On 4/22/2010 5:08 AM, ceg wrote:
> Phillip, before suggesting something I try to think through the issue,
> and the same I try with feedback.
>
> But after several attempts to explain that changing metadata and
> removing the "failed" status (of allready running parts) in the
> superblocks of the conflicting parts that are plugged-in (but not to be
> added to the running array) breaks hot-plugging, I sadly still can't
> recognize any consideration of the bad effects your approach would have
> for many users.

That's because it DOESN'T break hot-plugging. I have explained why.

> And if I think about it, your metadata updates may not have the overall
> effect you may expect. When the modified part is plugged in
> during future boots, it can get run degraded again, the metadata
> is then back to what it was before, and it can again be used normally.
> So the metadata updates just breaks hotplugging and you could not
> explain a case where continous unintentional flip-flopping would occur
> and updating metadata would help.

No, the second disk will not be run degraded again; that is the whole
point of correcting the wrong metadata. If the second disk is the only
one there on the next boot, it will show that disk 2 is failed so it
can't be used, and mdadm can't find disk 1, so the array can not be started.

> Correct, that is unrelated to the metadata problem, I commented on it
> because setting this up has its pitfalls (like UUID dupes and this bug
> requiring --zero-superblock to prevent it from biting) and it would much
> facilitate comparing, copying etc. in a hot-plug environment.

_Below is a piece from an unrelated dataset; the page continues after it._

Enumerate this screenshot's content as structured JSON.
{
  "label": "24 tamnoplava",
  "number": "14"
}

As I said before, it does not require --zero-superblock. Once disk2 is
failed and removed from the array, you can create a new array using that
disk. mdadm will warn you that the disk appears to already be part of
an array, but you can tell it to continue and it will put disk2 in a new
array, with a new uuid, and you can mount it and inspect it. Once you
are done with it you can move it back to the original array and a full
resync will be done.

> It's even simpler once you can see that fixing metadata creates more
> issues than are actually there and updating metadata would really be
> able solve.

I have shown why this is wrong.

> If it happens that both segments get available with
> conflicting changes, one needs to be chosen (first one is already
> there). But if you update the metadata on this occasion (disabling one segment),
> from this moment on the raid system will not keep the
> system running as designed, and like it did before both segments came up
> together once. (You would change/break behavior.)

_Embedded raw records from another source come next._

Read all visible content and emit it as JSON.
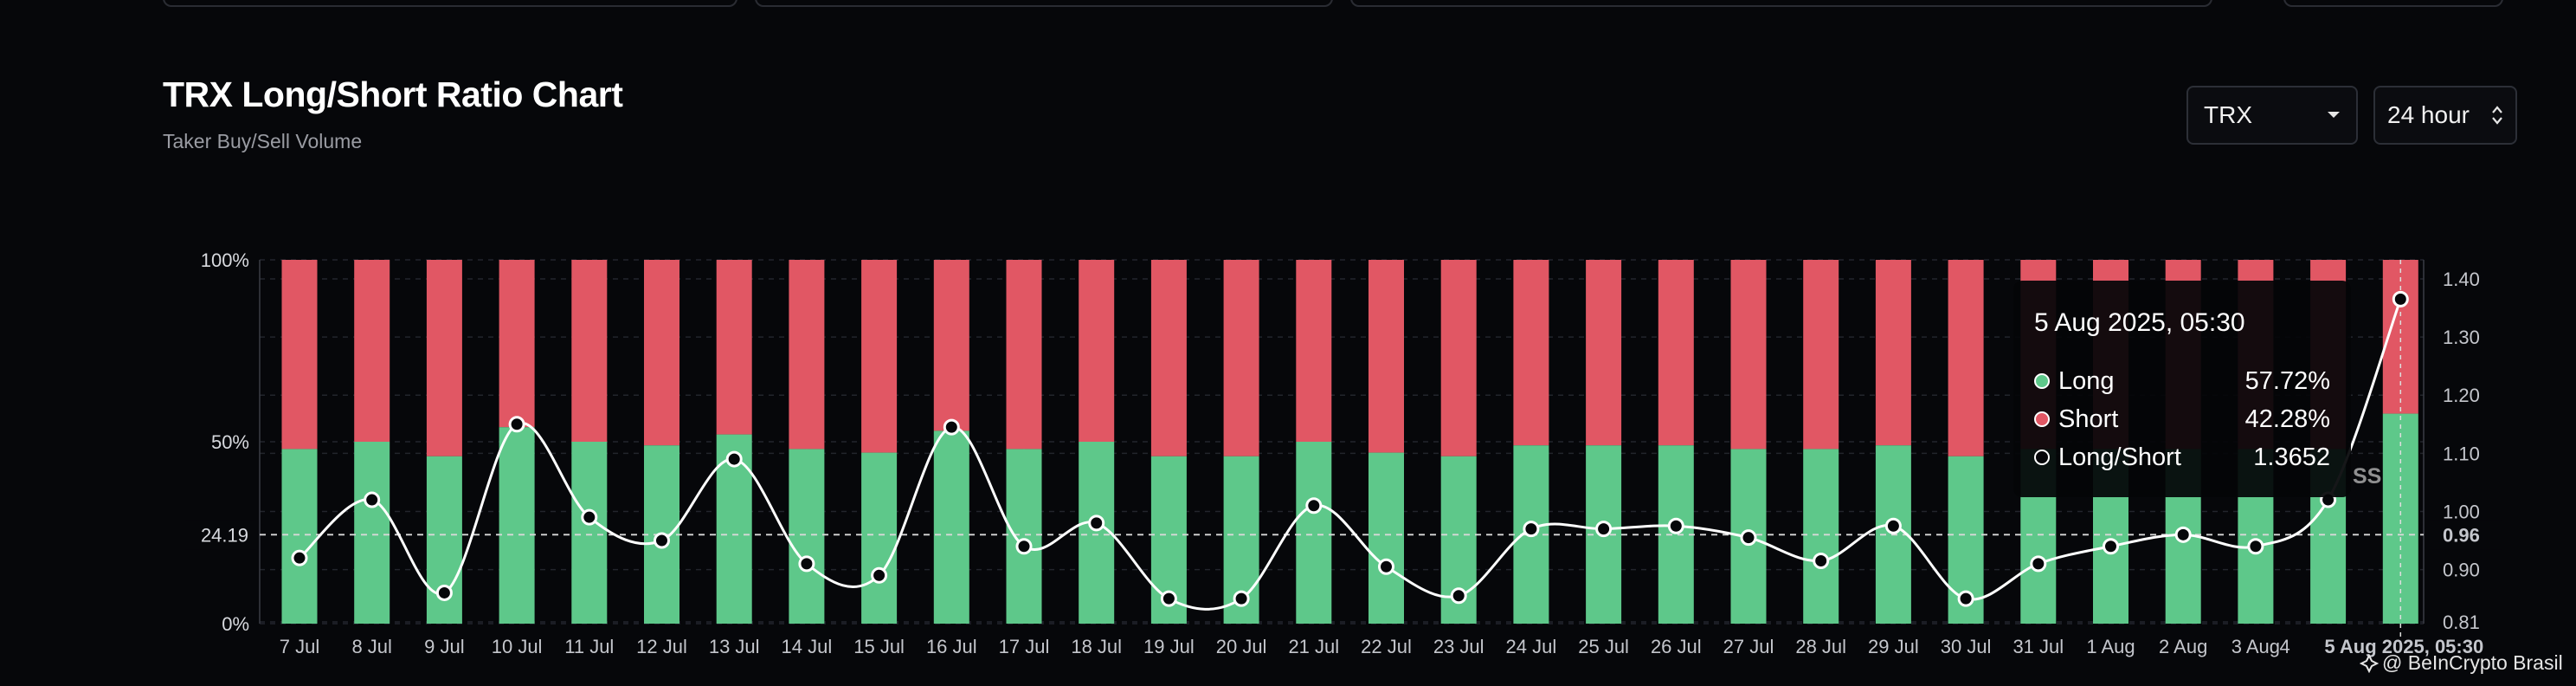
{
  "header": {
    "title": "TRX Long/Short Ratio Chart",
    "subtitle": "Taker Buy/Sell Volume"
  },
  "controls": {
    "symbol_select": {
      "value": "TRX",
      "icon": "caret-down-icon"
    },
    "period_select": {
      "value": "24 hour",
      "icon": "up-down-chevron-icon"
    }
  },
  "colors": {
    "long": "#5ec88a",
    "short": "#e15764",
    "background": "#06070a",
    "line": "#ffffff"
  },
  "tooltip": {
    "date": "5 Aug 2025, 05:30",
    "rows": [
      {
        "label": "Long",
        "value": "57.72%"
      },
      {
        "label": "Short",
        "value": "42.28%"
      },
      {
        "label": "Long/Short",
        "value": "1.3652"
      }
    ]
  },
  "watermark": "@ BeInCrypto Brasil",
  "partial_label": "SS",
  "chart_data": {
    "type": "bar",
    "categories": [
      "7 Jul",
      "8 Jul",
      "9 Jul",
      "10 Jul",
      "11 Jul",
      "12 Jul",
      "13 Jul",
      "14 Jul",
      "15 Jul",
      "16 Jul",
      "17 Jul",
      "18 Jul",
      "19 Jul",
      "20 Jul",
      "21 Jul",
      "22 Jul",
      "23 Jul",
      "24 Jul",
      "25 Jul",
      "26 Jul",
      "27 Jul",
      "28 Jul",
      "29 Jul",
      "30 Jul",
      "31 Jul",
      "1 Aug",
      "2 Aug",
      "3 Aug",
      "4 Aug",
      "5 Aug 2025, 05:30"
    ],
    "x_tick_labels": [
      "7 Jul",
      "8 Jul",
      "9 Jul",
      "10 Jul",
      "11 Jul",
      "12 Jul",
      "13 Jul",
      "14 Jul",
      "15 Jul",
      "16 Jul",
      "17 Jul",
      "18 Jul",
      "19 Jul",
      "20 Jul",
      "21 Jul",
      "22 Jul",
      "23 Jul",
      "24 Jul",
      "25 Jul",
      "26 Jul",
      "27 Jul",
      "28 Jul",
      "29 Jul",
      "30 Jul",
      "31 Jul",
      "1 Aug",
      "2 Aug",
      "3 Aug",
      "4",
      "5 Aug 2025, 05:30"
    ],
    "series": [
      {
        "name": "Long",
        "values": [
          48,
          50,
          46,
          54,
          50,
          49,
          52,
          48,
          47,
          53,
          48,
          50,
          46,
          46,
          50,
          47,
          46,
          49,
          49,
          49,
          48,
          48,
          49,
          46,
          48,
          48,
          48,
          48,
          48,
          57.72
        ]
      },
      {
        "name": "Short",
        "values": [
          52,
          50,
          54,
          46,
          50,
          51,
          48,
          52,
          53,
          47,
          52,
          50,
          54,
          54,
          50,
          53,
          54,
          51,
          51,
          51,
          52,
          52,
          51,
          54,
          52,
          52,
          52,
          52,
          52,
          42.28
        ]
      },
      {
        "name": "Long/Short",
        "values": [
          0.92,
          1.02,
          0.86,
          1.15,
          0.99,
          0.95,
          1.09,
          0.91,
          0.89,
          1.145,
          0.94,
          0.98,
          0.85,
          0.85,
          1.01,
          0.905,
          0.855,
          0.97,
          0.97,
          0.975,
          0.955,
          0.915,
          0.975,
          0.85,
          0.91,
          0.94,
          0.96,
          0.94,
          1.02,
          1.3652
        ]
      }
    ],
    "left_axis": {
      "ticks": [
        "0%",
        "50%",
        "100%"
      ],
      "ylim": [
        0,
        100
      ],
      "marker_label": "24.19"
    },
    "right_axis": {
      "ticks": [
        "0.81",
        "0.90",
        "1.00",
        "1.10",
        "1.20",
        "1.30",
        "1.40"
      ],
      "ylim": [
        0.81,
        1.4
      ],
      "marker_label": "0.96"
    },
    "grid": true
  }
}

Yes, and this change is entirely intentional because if you don't do
this, then you can unintentionally continue to further diverge the two
disks without noticing, causing further damage. Imagine a server that
boots and decides it can't find disk2, so it goes degraded. It has a
cron job that fetches email from a pop server and deletes them once they
have been downloaded. The server reboots and this time can only find
disk1. Now the cron job again, fetches and deletes some mail. Now some
of your mail is on disk1, and some is on disk2, and you are running
without redundancy. You reboot and both disks are found. You can't use
both because they have become divergent, so you have to choose one. If
you don't update the metadata on the second disk, then when you reboot
and they happen to be detected in the reverse order, then you flip-flop
back and forth each boot and your mail gets further and further split.

Now let's say that you have a spare disk. When disk2 can't be found,
the spare kicks in and the array is rebuilt using the spare. Now if you
reboot and notice that disk2 is wrong, but don't update its metadata,
then you can run for a while and continue downloading mail to a properly
functioning redundant array. Then you reboot and this time disk2
happens to be detected first. You activate the degraded and more out of
date array and are now running without redundancy and will appear to be
missing more mail.

The flip flopping MUST be avoided if possible.